Supra-antigen bakteri Streptococcus beta hemolyticus grup A yang terlibat pada patogenesis
rheumatic fever tersebut adalah protein M yang merupakan eksotoksin pirogenik Streptococcus.
Selain itu, bakteri Streptococcus beta hemolyticus grup A juga menghasilkan produk
ekstraseluler seperti streptolisin, streptokinase, DNA-ase, dan hialuronidase yang mengaktivasi
produksi sejumlah antibodi autoreaktif. 6 Antibodi yang paling sering adalah antistreptolisin-O
(ASTO) yang tujuannya untuk menetralisir toksin bakteri tersebut. Namun secara simultan upaya
proteksi tubuh ini juga menyebabkan kerusakan patologis jaringan tubuh sendiri.
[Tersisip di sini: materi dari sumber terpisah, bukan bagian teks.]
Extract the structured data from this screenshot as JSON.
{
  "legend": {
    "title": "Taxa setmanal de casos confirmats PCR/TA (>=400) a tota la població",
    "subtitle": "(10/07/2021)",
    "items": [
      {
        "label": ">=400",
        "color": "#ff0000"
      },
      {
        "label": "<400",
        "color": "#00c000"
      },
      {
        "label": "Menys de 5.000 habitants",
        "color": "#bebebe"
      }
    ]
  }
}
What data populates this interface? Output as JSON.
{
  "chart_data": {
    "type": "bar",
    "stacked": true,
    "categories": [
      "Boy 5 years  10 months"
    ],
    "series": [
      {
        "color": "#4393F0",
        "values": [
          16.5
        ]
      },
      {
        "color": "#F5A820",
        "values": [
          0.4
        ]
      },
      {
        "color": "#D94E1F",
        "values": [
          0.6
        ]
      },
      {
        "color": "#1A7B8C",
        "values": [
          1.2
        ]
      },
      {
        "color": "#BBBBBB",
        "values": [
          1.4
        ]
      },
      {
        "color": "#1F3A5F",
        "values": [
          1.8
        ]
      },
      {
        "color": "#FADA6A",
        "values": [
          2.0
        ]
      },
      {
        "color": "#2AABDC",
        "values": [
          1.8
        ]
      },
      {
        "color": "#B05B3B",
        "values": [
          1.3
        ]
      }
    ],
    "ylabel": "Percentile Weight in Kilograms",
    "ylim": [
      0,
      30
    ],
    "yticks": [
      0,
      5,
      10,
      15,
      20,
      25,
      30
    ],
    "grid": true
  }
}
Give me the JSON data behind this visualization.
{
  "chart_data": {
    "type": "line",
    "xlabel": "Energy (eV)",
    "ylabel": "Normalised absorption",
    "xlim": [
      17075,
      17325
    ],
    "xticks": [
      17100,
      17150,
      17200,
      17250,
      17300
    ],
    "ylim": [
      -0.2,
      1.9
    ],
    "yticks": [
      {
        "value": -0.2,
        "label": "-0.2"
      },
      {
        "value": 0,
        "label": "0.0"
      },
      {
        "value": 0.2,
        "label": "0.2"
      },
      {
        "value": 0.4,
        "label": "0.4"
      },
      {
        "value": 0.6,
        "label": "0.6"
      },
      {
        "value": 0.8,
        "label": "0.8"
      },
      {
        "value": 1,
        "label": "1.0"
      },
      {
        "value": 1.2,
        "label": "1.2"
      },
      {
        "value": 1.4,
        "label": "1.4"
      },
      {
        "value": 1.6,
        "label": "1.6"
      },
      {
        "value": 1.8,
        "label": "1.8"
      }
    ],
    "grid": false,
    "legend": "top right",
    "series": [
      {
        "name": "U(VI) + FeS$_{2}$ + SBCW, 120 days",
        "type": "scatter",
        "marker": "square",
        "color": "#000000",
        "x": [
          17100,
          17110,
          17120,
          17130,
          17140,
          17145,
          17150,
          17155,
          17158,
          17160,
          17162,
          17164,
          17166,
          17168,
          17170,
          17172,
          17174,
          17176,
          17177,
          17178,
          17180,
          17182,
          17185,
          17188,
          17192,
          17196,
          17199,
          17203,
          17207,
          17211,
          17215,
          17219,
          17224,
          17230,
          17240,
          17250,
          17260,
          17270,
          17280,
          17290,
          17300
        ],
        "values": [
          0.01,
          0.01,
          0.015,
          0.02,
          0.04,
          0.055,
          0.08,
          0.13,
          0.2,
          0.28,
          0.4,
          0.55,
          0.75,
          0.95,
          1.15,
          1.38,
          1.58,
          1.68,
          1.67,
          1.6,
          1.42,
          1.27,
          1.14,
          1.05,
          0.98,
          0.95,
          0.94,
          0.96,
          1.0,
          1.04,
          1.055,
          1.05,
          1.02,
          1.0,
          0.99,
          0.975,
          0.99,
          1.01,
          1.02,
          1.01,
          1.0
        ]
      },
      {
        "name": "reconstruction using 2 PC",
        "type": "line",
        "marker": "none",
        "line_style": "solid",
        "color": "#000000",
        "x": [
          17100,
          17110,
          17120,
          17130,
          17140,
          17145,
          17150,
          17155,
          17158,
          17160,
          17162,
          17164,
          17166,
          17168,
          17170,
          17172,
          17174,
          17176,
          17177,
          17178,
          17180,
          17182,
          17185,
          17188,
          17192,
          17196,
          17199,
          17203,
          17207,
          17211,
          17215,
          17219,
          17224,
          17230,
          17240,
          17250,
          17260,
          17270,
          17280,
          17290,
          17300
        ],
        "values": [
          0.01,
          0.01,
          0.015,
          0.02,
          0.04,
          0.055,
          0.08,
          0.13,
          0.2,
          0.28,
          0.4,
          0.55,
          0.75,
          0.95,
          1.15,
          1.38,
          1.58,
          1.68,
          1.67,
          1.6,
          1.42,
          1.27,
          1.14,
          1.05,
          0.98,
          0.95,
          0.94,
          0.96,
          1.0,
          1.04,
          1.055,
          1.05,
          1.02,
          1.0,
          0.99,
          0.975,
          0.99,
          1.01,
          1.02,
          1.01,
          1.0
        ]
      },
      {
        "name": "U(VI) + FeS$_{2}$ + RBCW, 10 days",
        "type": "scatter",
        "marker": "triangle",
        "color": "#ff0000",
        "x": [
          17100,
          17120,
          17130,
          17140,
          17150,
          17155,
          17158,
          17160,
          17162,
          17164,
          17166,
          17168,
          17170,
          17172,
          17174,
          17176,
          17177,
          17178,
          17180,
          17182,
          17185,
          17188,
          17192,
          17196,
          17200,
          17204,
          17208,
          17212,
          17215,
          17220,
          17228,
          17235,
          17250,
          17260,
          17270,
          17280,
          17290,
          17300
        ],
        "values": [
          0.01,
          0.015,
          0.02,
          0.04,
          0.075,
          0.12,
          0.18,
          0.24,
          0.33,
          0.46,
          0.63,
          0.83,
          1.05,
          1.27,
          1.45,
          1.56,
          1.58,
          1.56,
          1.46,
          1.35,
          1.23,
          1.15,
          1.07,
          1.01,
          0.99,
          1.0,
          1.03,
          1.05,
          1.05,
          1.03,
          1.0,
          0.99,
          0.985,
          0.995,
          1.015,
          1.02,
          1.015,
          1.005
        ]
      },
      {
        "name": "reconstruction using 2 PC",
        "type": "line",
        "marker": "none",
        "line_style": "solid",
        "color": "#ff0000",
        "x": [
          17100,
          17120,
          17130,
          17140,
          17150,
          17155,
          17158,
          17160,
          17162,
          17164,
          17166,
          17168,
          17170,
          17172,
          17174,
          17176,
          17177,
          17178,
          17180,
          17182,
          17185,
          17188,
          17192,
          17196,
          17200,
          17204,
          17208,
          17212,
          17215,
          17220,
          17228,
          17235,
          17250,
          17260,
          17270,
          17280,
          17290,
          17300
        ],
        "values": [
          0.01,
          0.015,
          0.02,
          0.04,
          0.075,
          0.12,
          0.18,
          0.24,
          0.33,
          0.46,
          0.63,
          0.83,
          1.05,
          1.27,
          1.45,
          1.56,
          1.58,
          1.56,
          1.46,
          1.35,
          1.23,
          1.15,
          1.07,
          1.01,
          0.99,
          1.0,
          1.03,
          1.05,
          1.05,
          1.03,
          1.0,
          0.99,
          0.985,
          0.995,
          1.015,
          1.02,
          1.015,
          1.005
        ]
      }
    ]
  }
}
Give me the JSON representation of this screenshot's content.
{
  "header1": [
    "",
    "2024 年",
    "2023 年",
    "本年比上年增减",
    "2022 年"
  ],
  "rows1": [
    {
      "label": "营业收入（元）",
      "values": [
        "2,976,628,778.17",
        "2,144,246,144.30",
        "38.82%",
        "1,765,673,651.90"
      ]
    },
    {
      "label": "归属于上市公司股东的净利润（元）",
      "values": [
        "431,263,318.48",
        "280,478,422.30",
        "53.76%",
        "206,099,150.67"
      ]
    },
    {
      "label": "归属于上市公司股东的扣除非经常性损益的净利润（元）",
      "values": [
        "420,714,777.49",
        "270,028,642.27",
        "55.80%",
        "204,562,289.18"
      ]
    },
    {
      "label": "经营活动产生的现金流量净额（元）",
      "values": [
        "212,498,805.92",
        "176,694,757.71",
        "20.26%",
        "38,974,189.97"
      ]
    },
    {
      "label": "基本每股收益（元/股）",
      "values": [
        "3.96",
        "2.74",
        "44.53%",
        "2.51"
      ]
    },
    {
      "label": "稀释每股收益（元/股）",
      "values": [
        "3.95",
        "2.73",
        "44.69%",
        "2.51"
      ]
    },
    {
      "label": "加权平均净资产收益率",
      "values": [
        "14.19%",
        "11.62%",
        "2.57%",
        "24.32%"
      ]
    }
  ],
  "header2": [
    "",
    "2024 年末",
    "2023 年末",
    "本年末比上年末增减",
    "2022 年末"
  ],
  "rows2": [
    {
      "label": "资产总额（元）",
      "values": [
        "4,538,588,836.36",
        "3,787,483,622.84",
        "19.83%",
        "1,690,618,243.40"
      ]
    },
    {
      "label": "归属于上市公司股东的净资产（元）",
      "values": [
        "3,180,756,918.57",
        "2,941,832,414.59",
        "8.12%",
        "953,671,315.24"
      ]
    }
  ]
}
Tubuh
memiliki struktur yang mirip dengan antigen bakteri Streptococcus beta hemolyticus grup A
sehingga terjadi reaktivitas silang antara epitop organisme dengan host yang akan mengarahkan
pada kerusakan jaringan tubuh.

Kemiripan atau mimikri antara antigen bakteri Streptococcus beta hemolyticus grup A
dengan jaringan tubuh yang dikenali oleh antibodi adalah: 1) Urutan asam amino yang identik, 2)
Urutan asam amino yang homolog namun tidak identik, 3) Epitop pada molekul yang berbeda
seperti peptida dan karbohidrat atau antara DNA dan peptida. Afinitas antibodi reaksi silang
dapat berbeda dan cukup kuat untuk dapat menyebabkan sitotoksik dan menginduksi sel–sel
antibodi reseptor permukaan. 7 Epitop yang berada pada dinding sel, membran sel, dan protein
M dari streptococcus beta hemolyticus grup A memiliki struktur imunologi yang sama dengan
protein miosin, tropomiosin, keratin, aktin, laminin, vimentin, dan Nasetilglukosamin pada tubuh
manusia. Molekul yang mirip ini menjadi dasar dari reaksi autoimun yang mengarah pada
terjadinya rheumatic fever. Hubungan lainnya dari laminin yang merupakan protein yang mirip
miosin dan protein M yang terdapat pada endotelium jantung dan dikenali oleh sel T anti miosin
dan anti protein M. 4 Disamping antibodi terhadap N-asetilglukosamin dari karbohidrat,

6
Streptococcus beta hemolyticus grup A mengalami reaksi silang dengan jaringan katup jantung
yang menyebabkan kerusakan valvular.

Disamping faktor organisme penginfeksi, faktor host sendiri juga memainkan peranan
dalam perjalanan penyakit rheumatic fever. Sekitar 3-6% populasi memiliki potensi terinfeksi
rheumatic fever. Penelitian tentang genetik marker menunjukan bahwa gen human leukocyte-
associated antigen (HLA) kelas II berpotensi dalam perkembangan penyakit rheumatic fever dan
rheumatic heart disease. Gen HLA kelas II yang terletak pada kromosom 6 berperan dalam
kontrol imun respon. Molekul HLA kelas II berperan dalam presentasi antigen pada reseptor T
sel yang nantinya akan memicu respon sistem imun selular dan humoral. Dari alel gen HLA
kelas II, HLA-DR7 yang paling berhubungan dengan rheumatic heart disease pada lesi-lesi
valvular.7

Lesi valvular pada rheumatic fever akan dimulai dengan pembentukan verrucae yang
disusun fibrin dan sel darah yang terkumpul di katup jantung. Setelah proses inflamasi mereda,
verurucae akan menghilang dan meninggalkan jaringan parut. Jika serangan terus berulang
veruccae baru akan terbentuk didekat veruccae yang lama dan bagian mural dari endokardium
dan korda tendinea akan ikut mengalami kerusakan.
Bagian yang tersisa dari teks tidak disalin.